Osteoporosis often makes its presence known only when a sufferer incurs a surprise fracture after a minor fall.

Up to one in four women are believed to be at risk of osteoporosis, which is thought to be closely linked to fall in hormone levels during the menopause; this interferes with the absorption of calcium and slows the formation of new bone.

Particularly at risk are those who have had an early menopause or who have had their ovaries removed. Smoking, habitual dieting, prolonged absence of periods, and treatment with corticosteroid drugs are also risk factors. Heredity also plays an important part.

How can we help

Most of us consume enough calcium through eating the proper food and by taking supplements If necessary. The problem is that much of it is not properly absorbed and put into bone. This may be due to inadequate levels of Vitamin D3, which is synthesized into calcitriol, which in turn regulates calcium absorption through the gut lining and stimulates bone production.

Vitamin D3 is actually a hormone, formed by the action of sunlight on a substance in the skin. Taken as a supplement it increases the amount of dietary calcium absorbed into the bloodstream, stops most of the magnesium and calcium we consume being lost in our urine and ensures that more calcium enters the bone.
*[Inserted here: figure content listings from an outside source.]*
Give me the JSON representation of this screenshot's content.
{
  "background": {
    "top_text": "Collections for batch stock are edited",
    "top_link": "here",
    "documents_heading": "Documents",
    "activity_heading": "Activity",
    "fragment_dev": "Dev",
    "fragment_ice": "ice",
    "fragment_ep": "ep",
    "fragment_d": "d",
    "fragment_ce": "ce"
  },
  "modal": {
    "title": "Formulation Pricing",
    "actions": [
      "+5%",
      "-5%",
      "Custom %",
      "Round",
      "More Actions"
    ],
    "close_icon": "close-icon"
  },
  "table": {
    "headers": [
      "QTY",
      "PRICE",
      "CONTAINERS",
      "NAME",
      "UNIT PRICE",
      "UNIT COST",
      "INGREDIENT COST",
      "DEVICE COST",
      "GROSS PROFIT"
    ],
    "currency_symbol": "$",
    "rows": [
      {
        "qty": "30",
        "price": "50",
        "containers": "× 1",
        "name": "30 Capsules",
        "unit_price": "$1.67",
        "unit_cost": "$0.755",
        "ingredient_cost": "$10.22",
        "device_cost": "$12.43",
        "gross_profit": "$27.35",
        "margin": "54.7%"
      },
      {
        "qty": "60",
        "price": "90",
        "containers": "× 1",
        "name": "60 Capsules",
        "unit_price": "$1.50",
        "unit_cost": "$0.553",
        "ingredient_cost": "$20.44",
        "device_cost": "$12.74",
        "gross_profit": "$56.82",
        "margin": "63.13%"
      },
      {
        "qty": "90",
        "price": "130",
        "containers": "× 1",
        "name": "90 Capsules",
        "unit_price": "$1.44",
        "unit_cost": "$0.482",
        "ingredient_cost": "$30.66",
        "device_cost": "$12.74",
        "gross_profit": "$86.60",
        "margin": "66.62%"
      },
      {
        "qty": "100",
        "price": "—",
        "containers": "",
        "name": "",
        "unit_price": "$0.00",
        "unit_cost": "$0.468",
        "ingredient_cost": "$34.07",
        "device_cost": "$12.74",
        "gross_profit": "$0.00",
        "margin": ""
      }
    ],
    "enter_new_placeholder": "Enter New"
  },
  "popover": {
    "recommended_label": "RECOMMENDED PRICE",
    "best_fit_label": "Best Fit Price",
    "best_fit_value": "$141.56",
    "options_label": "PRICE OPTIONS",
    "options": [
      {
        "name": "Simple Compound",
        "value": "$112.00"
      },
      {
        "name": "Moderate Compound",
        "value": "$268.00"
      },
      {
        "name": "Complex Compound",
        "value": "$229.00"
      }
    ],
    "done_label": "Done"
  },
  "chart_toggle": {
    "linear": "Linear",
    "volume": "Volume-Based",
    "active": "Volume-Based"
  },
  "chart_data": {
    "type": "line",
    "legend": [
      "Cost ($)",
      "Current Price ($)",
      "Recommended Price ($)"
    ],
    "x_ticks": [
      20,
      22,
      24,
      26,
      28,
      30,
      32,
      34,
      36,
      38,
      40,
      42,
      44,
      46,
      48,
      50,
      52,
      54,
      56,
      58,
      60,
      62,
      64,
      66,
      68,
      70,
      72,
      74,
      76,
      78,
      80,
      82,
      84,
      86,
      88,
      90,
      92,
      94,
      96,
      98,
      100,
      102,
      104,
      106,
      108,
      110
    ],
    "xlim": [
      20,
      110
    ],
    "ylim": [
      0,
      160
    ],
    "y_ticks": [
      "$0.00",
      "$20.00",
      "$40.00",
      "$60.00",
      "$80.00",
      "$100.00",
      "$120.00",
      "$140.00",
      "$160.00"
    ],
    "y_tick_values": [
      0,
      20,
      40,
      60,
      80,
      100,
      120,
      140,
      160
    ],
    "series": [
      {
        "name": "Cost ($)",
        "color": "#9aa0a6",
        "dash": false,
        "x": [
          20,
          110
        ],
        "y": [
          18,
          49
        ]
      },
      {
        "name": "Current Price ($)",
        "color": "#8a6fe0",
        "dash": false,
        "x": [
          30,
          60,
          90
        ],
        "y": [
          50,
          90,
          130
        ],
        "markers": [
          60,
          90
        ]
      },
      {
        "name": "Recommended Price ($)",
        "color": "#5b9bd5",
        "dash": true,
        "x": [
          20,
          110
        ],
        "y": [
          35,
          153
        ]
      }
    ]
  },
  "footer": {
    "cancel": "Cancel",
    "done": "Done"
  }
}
Eating a wide range of nutritious food and cutting down on alcohol, smoking, and caffeine, all of which leech calcium from the body, is the sensible approach to preventing osteoporosis. But it is also important to check that your digestive system is functioning properly.

Dairy products are by no means the best source of calcium.it would beĀ  better to increase your intake of green vegetables, nuts and seeds, tofu and oily fish, all of which contain large amounts of calcium and essential fatty acid as well as vitamin K.

Excessive meat eating should be checked, as this stresses the kidneys, which lose calcium as a result.